パワハラの研修では、以下のようなカリキュラムが考えられます。
・パワーハラスメントとは何か(定義・行為類型)を確認する
・パワーハラスメントの社会的な現状をさまざまなデータをもとに認識する
・パワーハラスメントが与える影響について認識する
・パワーハラスメントの行為者、会社の責任について確認する
・パワーハラスメントの具体的な事例を紹介し、パワーハラスメントと業務上の指導との違いを認識する
・パワーハラスメントの予防方法を認識する
・パワーハラスメントに関係する自社のルール(規定、相談窓口など)を確認する
・トップメッセージ等
<研修の実施方法>
パワハラの研修は、外部の研修会社や社会保険労務士等に講師を依頼することも可能です。業種的に集合研修が難しい場合は、オンライン研修を検討しても良いでしょう。たとえば、厚生労働省が作成するホームページ「あかるい職場応援団」の中の動画を見て学ぶことも可能です。
パワハラを職場内で発生させないことが目的です。研修を行っているから大丈夫と考えるのではなく、定期的に研修等を行っていく必要があります。
⑤ 周知する
次に、組織の方針や取り組みについての周知の方法についてみていきます。従業員への周知は、パワハラの防止対策のためのルール等の周知だけではなく、相談窓口などについても周知をしていく必要があります。
会社が、パワハラ防止に本気で取り組んでいるという姿勢を従業員に示していくためにも、社内にパワハラ防止のポスター等を貼るだけでは不十分です。従業員に対して、積極的に、そして繰り返しアプローチをしていきましょう。
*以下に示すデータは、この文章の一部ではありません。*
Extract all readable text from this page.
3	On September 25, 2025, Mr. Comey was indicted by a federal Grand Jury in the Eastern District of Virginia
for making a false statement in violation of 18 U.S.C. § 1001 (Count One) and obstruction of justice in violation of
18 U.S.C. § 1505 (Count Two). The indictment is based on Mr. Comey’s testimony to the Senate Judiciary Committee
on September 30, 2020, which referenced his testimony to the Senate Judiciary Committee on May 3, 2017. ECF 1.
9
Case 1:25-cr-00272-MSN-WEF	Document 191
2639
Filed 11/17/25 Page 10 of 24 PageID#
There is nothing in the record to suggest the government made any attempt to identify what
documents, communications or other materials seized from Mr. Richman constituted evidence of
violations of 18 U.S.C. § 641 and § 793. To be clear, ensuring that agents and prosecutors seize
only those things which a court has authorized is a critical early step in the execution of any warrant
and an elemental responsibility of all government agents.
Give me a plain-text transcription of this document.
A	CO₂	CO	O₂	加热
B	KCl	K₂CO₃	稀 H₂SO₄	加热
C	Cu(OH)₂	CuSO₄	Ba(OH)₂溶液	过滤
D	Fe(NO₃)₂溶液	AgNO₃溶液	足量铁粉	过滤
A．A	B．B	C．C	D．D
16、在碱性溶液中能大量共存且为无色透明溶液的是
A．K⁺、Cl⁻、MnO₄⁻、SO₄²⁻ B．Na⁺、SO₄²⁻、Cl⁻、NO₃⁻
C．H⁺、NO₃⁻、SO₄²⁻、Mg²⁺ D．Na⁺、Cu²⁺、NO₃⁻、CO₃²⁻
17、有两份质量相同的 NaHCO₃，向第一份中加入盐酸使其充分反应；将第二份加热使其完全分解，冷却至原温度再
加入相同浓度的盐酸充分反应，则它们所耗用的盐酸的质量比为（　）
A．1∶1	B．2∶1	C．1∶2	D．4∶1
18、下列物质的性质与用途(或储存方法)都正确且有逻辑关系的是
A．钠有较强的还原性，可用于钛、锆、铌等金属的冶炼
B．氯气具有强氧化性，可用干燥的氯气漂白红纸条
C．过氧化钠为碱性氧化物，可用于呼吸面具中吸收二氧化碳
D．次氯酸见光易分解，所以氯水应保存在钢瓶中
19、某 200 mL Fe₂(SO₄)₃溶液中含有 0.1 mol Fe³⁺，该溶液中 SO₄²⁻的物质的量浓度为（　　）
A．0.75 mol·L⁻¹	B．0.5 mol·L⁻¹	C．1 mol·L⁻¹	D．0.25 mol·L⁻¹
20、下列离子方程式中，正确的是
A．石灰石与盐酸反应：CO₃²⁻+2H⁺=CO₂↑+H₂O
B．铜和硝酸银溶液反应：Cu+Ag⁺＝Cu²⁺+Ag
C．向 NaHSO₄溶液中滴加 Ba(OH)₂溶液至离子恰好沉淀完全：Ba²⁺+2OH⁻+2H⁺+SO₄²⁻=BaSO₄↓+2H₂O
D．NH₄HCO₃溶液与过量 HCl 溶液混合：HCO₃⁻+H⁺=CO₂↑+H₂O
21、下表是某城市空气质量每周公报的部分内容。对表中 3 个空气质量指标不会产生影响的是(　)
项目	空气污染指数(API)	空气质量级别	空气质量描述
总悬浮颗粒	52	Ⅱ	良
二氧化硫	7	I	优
具体的なアプローチの方法としては、社長や人事部長等から具体的な会社の取り組みを発信することが考えられます。以下のような点を意識すると、効果が高まるでしょう。
・パワーハラスメントの定義、具体的な例などを盛り込む
・取り組みの意義、目的を明確に伝える
・パワーハラスメントが発生することによるデメリットを伝える
・(過去の)社内又は外部のパワーハラスメントの具体例を紹介する
・就業規則に罰則規定があれば、その具体的な内容を説明する
厚生労働省「パワーハラスメント対策導入マニュアル」より
相談窓口の周知
パワハラに限らず、ハラスメント対策では相談窓口の設置が重要なポイントになります。相談窓口は、その利用方法や「相談者が守られていて、安心して相談できる」窓口であることを、周知する必要があります。
相談窓口がうまく機能していれば、万が一ハラスメントが発生してしまったとしても、大きな問題になる前に会社は対策をとることが可能になります。
今回は、「教育」と「周知」について紹介をしました。パワハラ対策の中では、相談者が安心して相談ができるような体制づくりが必要であり、中でも相談窓口は重要な役割を持っています。
「相談や解決の場」の設置の内容については、次回説明したいと思います。